The tower Perky built was a tapered, 30-foot-tall structure of pine and cypress, with louvered openings facing the prevailing wind, a central shaft for guano removal, and dense honeycombed walls of cypress bat corrugation that served as roosting shelves. It was, by Campbell's standards, a well-designed roost. Perky imported bat guano and smeared it throughout the interior as bait, adding pheromone mixtures that Campbell claimed would attract colonies of free-tailed bats. The bats were unimpressed. In its entire existence, not one bat ever roosted in the Sugarloaf Key Bat Tower. Whether the location was wrong, the bait insufficient, or the local bat population simply uninterested, no one knows for certain. Perky's lodge eventually failed. The tower, however, endured, standing empty and eccentric beside the Overseas Highway for decade after decade, a monument to optimism and mosquitoes.
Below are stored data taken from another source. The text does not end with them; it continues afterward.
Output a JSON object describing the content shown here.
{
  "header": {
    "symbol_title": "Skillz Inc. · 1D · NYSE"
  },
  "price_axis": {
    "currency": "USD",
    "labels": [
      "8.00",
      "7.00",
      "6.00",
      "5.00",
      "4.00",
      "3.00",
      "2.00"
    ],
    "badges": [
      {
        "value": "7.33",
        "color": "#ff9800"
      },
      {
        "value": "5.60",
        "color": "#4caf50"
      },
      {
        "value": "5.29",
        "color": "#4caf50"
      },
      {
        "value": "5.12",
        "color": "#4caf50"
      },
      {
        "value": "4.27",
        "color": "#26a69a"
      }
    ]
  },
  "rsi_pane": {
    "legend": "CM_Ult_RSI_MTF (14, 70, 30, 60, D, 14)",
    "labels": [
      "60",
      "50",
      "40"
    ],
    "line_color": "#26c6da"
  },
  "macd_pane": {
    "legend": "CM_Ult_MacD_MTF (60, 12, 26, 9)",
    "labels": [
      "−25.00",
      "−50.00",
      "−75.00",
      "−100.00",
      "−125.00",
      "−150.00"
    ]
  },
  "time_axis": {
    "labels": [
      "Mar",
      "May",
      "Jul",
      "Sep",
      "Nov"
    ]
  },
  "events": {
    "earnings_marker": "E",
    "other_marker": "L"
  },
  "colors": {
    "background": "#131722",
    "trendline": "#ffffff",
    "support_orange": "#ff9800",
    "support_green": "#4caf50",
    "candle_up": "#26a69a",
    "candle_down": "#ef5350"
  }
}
Eighty-Eight Years of Standing Empty

The Sugarloaf Key Bat Tower outlasted its builder, his lodge, and the original road that ran past it. It became a roadside curiosity, one of those strange Florida landmarks that travelers stopped to photograph without quite understanding what they were looking at. On May 13, 1982, the National Register of Historic Places added the tower, recognizing it as one of only a handful of surviving Campbell bat roosts in the world. At the time, fourteen had been built worldwide; by the twenty-first century, only two others still stood, both in Texas: one in Comfort and one at the Shangri-La Gardens in Orange. At least one of the Texas towers has been internally reconstructed and successfully hosts roosting bats. A fourth tower, in Temple Terrace, Florida, burned in 1979, leaving only its concrete base and legs. The Sugarloaf tower, never having attracted a single bat, remained the most famous failure of the lot.
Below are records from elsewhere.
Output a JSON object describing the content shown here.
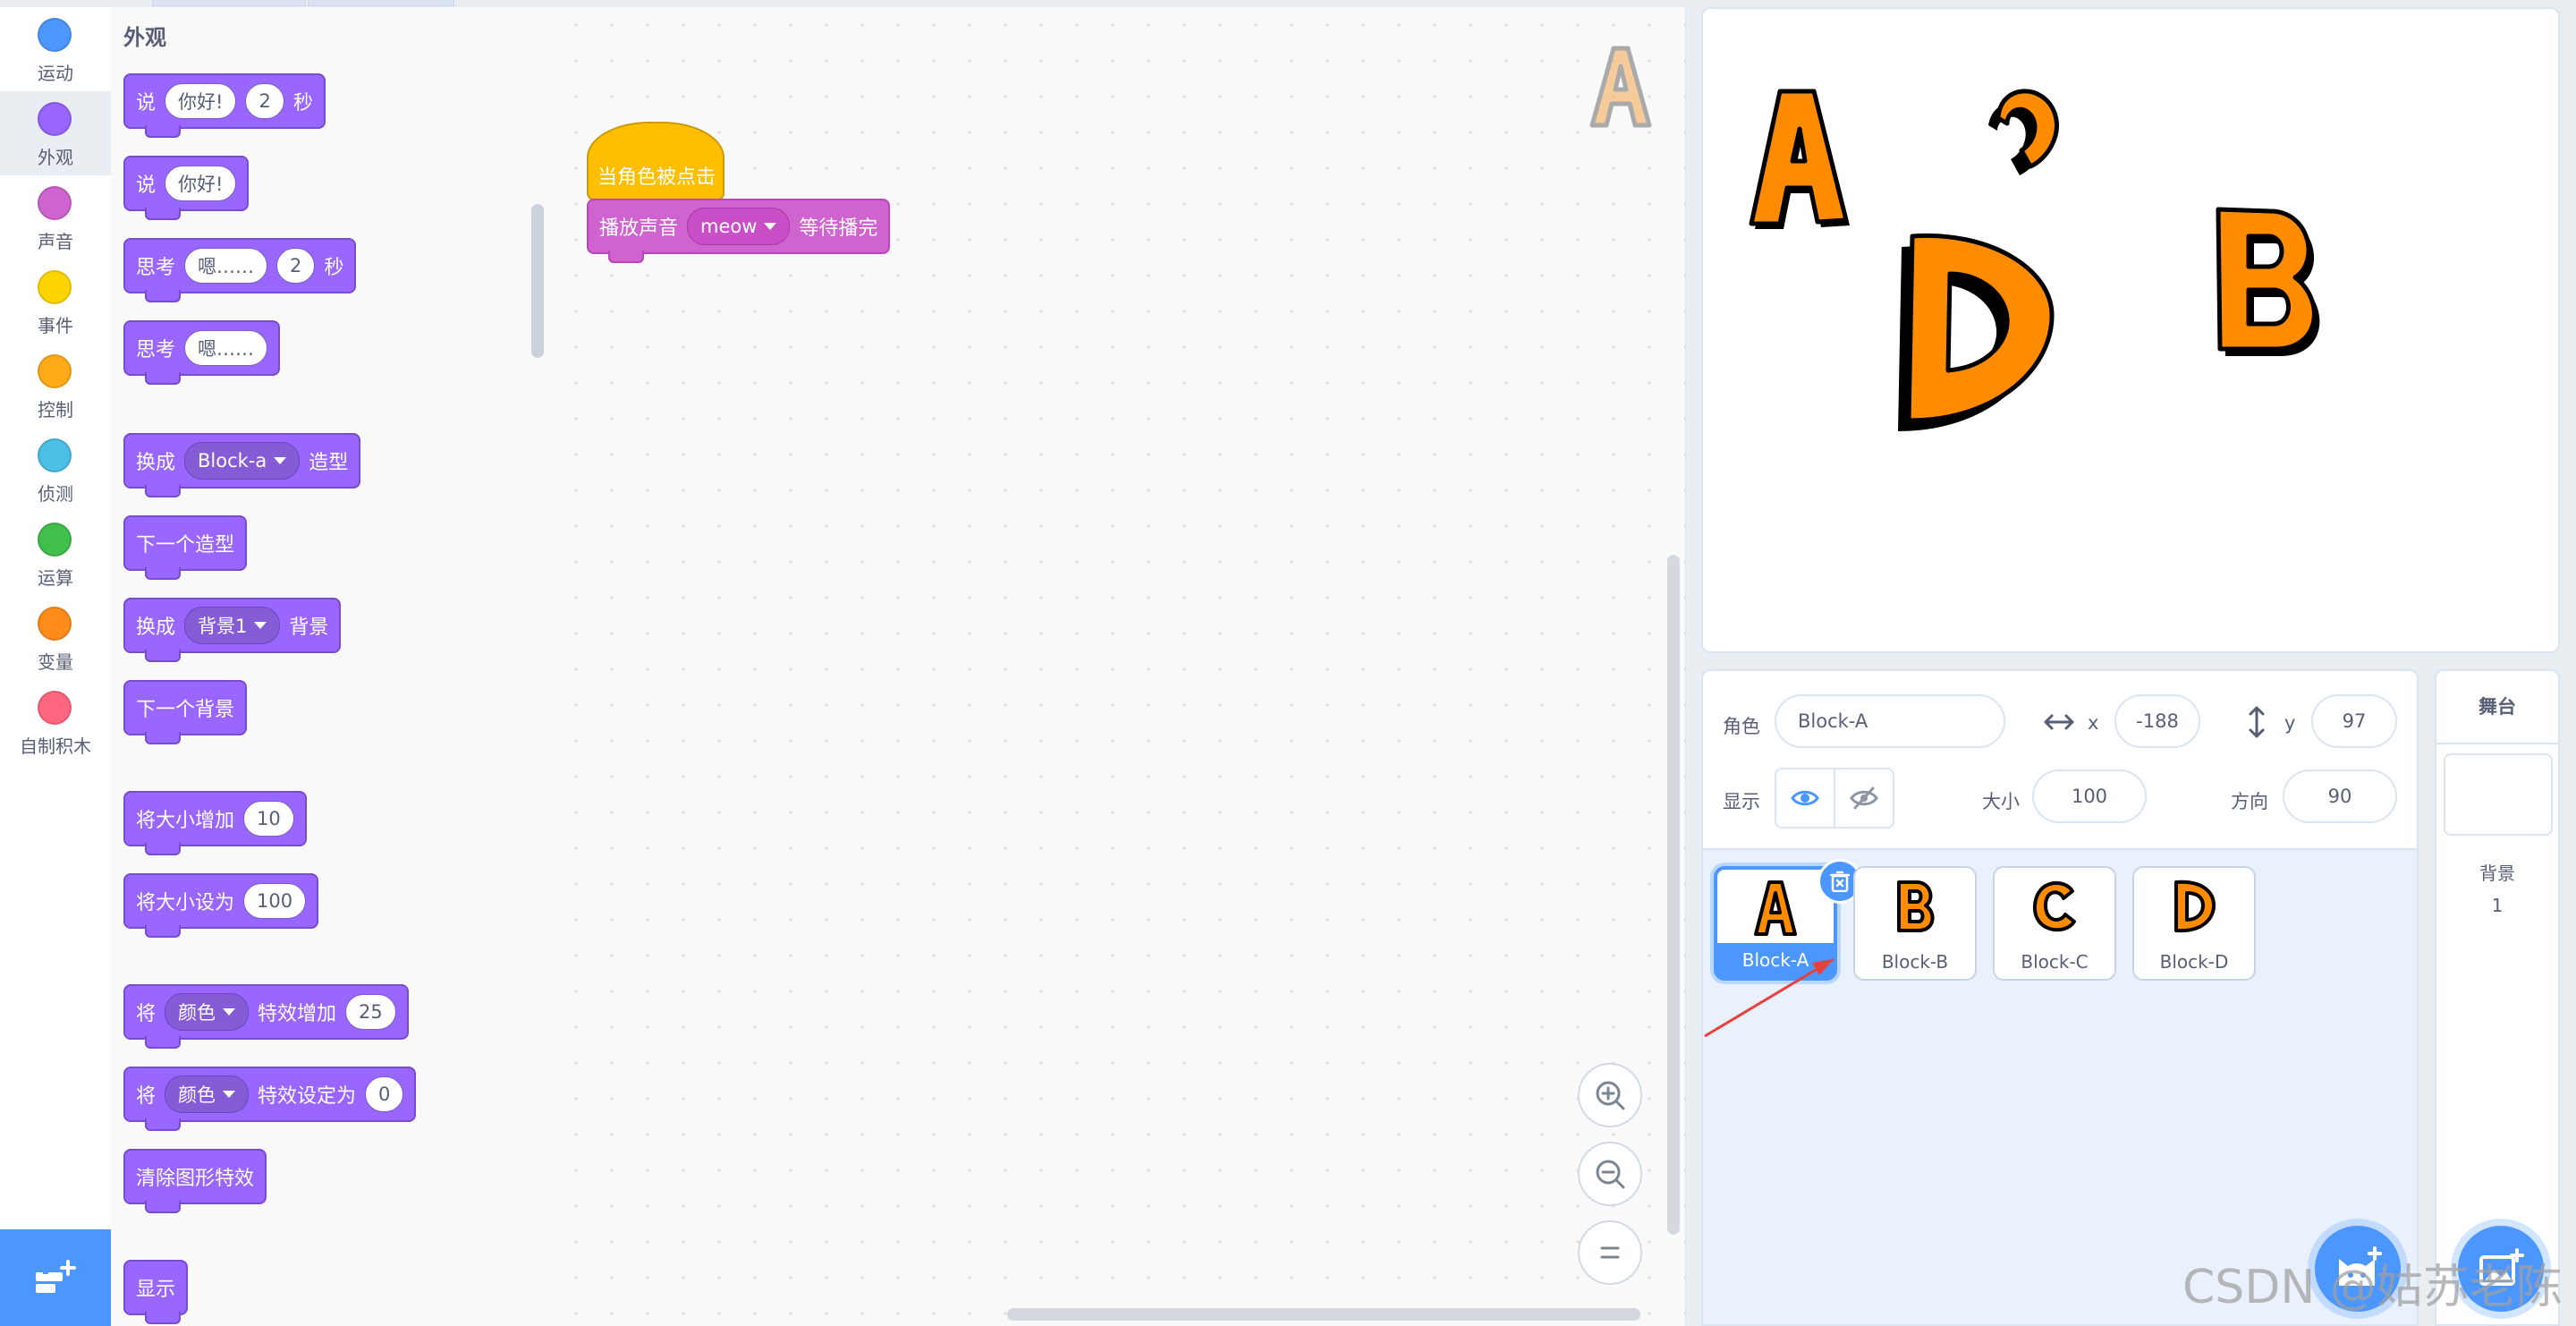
{
  "categories": [
    {
      "label": "运动",
      "color": "#4c97ff"
    },
    {
      "label": "外观",
      "color": "#9966ff"
    },
    {
      "label": "声音",
      "color": "#cf63cf"
    },
    {
      "label": "事件",
      "color": "#ffd500"
    },
    {
      "label": "控制",
      "color": "#ffab19"
    },
    {
      "label": "侦测",
      "color": "#4cbfe6"
    },
    {
      "label": "运算",
      "color": "#40bf4a"
    },
    {
      "label": "变量",
      "color": "#ff8c1a"
    },
    {
      "label": "自制积木",
      "color": "#ff6680"
    }
  ],
  "active_category": "外观",
  "palette": {
    "title": "外观",
    "say_secs": {
      "label": "说",
      "text": "你好!",
      "secs": "2",
      "unit": "秒"
    },
    "say": {
      "label": "说",
      "text": "你好!"
    },
    "think_secs": {
      "label": "思考",
      "text": "嗯……",
      "secs": "2",
      "unit": "秒"
    },
    "think": {
      "label": "思考",
      "text": "嗯……"
    },
    "switch_costume": {
      "label": "换成",
      "value": "Block-a",
      "suffix": "造型"
    },
    "next_costume": {
      "label": "下一个造型"
    },
    "switch_backdrop": {
      "label": "换成",
      "value": "背景1",
      "suffix": "背景"
    },
    "next_backdrop": {
      "label": "下一个背景"
    },
    "change_size": {
      "label": "将大小增加",
      "value": "10"
    },
    "set_size": {
      "label": "将大小设为",
      "value": "100"
    },
    "change_effect": {
      "label": "将",
      "effect": "颜色",
      "middle": "特效增加",
      "value": "25"
    },
    "set_effect": {
      "label": "将",
      "effect": "颜色",
      "middle": "特效设定为",
      "value": "0"
    },
    "clear_effects": {
      "label": "清除图形特效"
    },
    "show": {
      "label": "显示"
    }
  },
  "script": {
    "hat": "当角色被点击",
    "play_sound": {
      "label": "播放声音",
      "sound": "meow",
      "suffix": "等待播完"
    }
  },
  "sprite_info": {
    "sprite_label": "角色",
    "sprite_name": "Block-A",
    "x_label": "x",
    "x_value": "-188",
    "y_label": "y",
    "y_value": "97",
    "show_label": "显示",
    "size_label": "大小",
    "size_value": "100",
    "direction_label": "方向",
    "direction_value": "90"
  },
  "sprites": [
    {
      "name": "Block-A",
      "letter": "A",
      "selected": true
    },
    {
      "name": "Block-B",
      "letter": "B",
      "selected": false
    },
    {
      "name": "Block-C",
      "letter": "C",
      "selected": false
    },
    {
      "name": "Block-D",
      "letter": "D",
      "selected": false
    }
  ],
  "stage_panel": {
    "title": "舞台",
    "backdrops_label": "背景",
    "backdrops_count": "1"
  },
  "watermark": "CSDN @姑苏老陈",
  "colors": {
    "looks": "#9966ff",
    "sound": "#cf63cf",
    "event": "#ffbf00",
    "accent": "#4c97ff",
    "letter_fill": "#ff8c00"
  }
}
Hurricane Irma and the Fall

On September 10, 2017, Hurricane Irma's devastating winds toppled the Sugarloaf Key Bat Tower. After 88 years of standing against tropical storms, salt air, and the general entropy of the Florida Keys, the empty roost finally fell. The tower had survived without bats, without a purpose, and without much maintenance, held upright by the stubborn engineering of its cypress frame and the dry humor of the Keys, where failure is just another kind of local character. As of late 2017, it had not been decided whether the tower would be repaired or re-erected. The tower had already achieved a kind of literary immortality: it appears in Tim Dorsey's novel Torpedo Juice, Neil Gaiman's American Gods, and Tom Corcoran's Gumbo Limbo. According to local folklore, a skunk ape, Florida's answer to Bigfoot, was responsible for some early damage to the structure and for driving off some of the bats. Whether this explains anything is left to the reader.

From the Air

Located at 24.650N, 81.573W on Lower Sugarloaf Key, approximately one mile northwest of U.S. Route 1 at mile marker 17. The tower was toppled by Hurricane Irma in September 2017, so the structure is no longer standing. The site is on the bayside (north) of the key. From altitude, Lower Sugarloaf Key is visible as one of the larger keys in the lower chain, with the Overseas Highway cutting across it. Key West International Airport (KEYW) is approximately 15 nautical miles southwest. Naval Air Station Key West (KNQX) is also nearby. The mangrove-lined shoreline and shallow backcountry flats surrounding the key are characteristic of the lower Florida Keys.